La Légion de l'espace de Jack Williamson, un vieux classique, à priori, paru en 1937. Vieux plus que classique, peut-être : j'ai eu l'impression de faire de l'archéologie littéraire tant c'est incroyablement archaïque et désuet.

Le héros, tout beau tout parfait, se trouve quelques comparses pour sauver le monde, flinguer les aliens, combattre les vils traitres, et, bien sûr, choper la princesse en détresse, seule femme du récit. Ici, on juge avec justesse le caractère moral des personnages au premier coup d'œil, via leur physique, et leurs personnalités pourrait difficilement être plus caricaturales. Les incohérences et les facilités narratives rempliraient une liste plus longue que le roman lui-même, qui d'ailleurs est peut-être composé à 10% des pénibles complaintes du perso qui sert théoriquement de touche comique. Nos héros font absolument n'importe quoi, il n'ont aucune notion d'auto-préservation et ils auraient dû mourir 100 fois.

Malgré tout ça je me suis enfilé les 300 pages sans trop me forcer (mais en sautant régulièrement des lignes). Il faut dire que c'est assez marrant tant c'est ridicule, et que l'aspect science-fictif parvient à vaguement intéresser une fois qu'on rencontre les aliens et, surtout, leur planète. Ces derniers font vraiment penser aux Anciens des Montagnes hallucinées de Lovecraft, paru quelques années auparavant : ce sont des gros machins qui volent et ont des tentacules, ils sont bien plus vieux que l'humanité et possèdent une science supérieure, ils vivent dans une cité démesurée à l'architecture hostile... J'ai du mal à croire à une simple coïncidence. J'ai bien aimé aussi que le grand méchant ne soit pas si simpliste (il change de côté au fil du récit) et le fait que Jack Williamson n'hésite pas à faire du maximalisme : l'humanité prend cher et les morts horribles se comptent par milliards. C'est un bon point ça. En somme, ça enrichit ma culture SF je suppose.

dimanche 5 mai 2024

Montée des Eaux - Pierre Lieutaghi

Montée des Eaux - Pierre Lieutaghi

Montée des Eaux de Pierre Lieutaghi, publié quelques mois avant la mort de l'auteur, dont j'avais lu, dans un autre genre, La Plante compagne. C'est un roman post-apocalyptique tout ce qu'il y a de plus classique dans son essence, mais avec un ton très optimiste, qu'on pourrait même qualifier d'utopique (la vie est quand même plus sympa après l'apocalypse et les enfants ne s'emmerdent plus à l'école). C'est bien écrit et c'est loin d'être bête, mais le fait est que je me suis très vite ennuyé, et ennuyé fort. J'ai scanné les pages, lisant un mot sur dix, tant ça m'a semblé vide et verbeux.

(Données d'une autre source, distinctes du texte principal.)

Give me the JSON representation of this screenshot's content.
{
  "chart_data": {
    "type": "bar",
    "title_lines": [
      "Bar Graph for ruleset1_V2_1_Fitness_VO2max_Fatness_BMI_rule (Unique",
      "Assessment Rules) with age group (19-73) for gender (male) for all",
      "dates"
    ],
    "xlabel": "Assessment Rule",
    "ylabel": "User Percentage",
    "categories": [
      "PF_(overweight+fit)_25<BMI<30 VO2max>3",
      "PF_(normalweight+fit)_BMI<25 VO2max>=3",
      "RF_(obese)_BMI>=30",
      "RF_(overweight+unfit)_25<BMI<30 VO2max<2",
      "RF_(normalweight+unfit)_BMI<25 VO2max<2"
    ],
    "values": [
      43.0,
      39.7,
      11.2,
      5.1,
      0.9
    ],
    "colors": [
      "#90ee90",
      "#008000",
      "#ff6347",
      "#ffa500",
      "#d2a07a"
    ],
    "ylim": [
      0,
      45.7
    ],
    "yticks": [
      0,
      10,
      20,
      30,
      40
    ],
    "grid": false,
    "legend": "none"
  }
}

Les eaux montent et le village des Serres se retrouve isolé avec ses 200 habitants et quelques randonneurs. On s'organise, on met en commun, on résiste à une attaque de pillards, il y a un viol, et un vieux qui a du diabète. On ramasse des champignons, on retape le moulin et on va à la néo-messe. Il ne se pas grand-chose de plus, vraiment. Bien sûr, ce n'est pas un mal en soi, et je comptais sur les talents de l'auteur en botanique pour venir épicer tout ça. Hélas, cet aspect du roman est extrêmement décevant.

L'un des deux narrateurs est herboriste, et il ramasse quelques plantes, fait des tisanes, des pommades et des teintures-mères. Même un peu d'homéopathie, je vous jure. Il donne quelques conseils sur l'alimentation : ramasser les glands, les cynorrhodons, etc. On ne va pas plus loin. L'auteur évoque le début d'une réappropriation paysanne du territoire, il mentionne des semis de céréales, les élevages, mais ça ne dépasse pas le stade de l'évocation. C'est d'autant plus frappant que le roman ne dure que trois mois ! On ne voit même pas le village traverser l'hiver : tout l'aspect survie de la communauté semble beaucoup trop facile et sans aucune profondeur, et l'aspect paysannerie à long terme, qui aurait donné au roman un angle unique, est globalement absent. Au lieu de tels développements on a droit aux bavardages incessants et insignifiants de nos deux narrateurs, qui occupent l'essentiel du texte.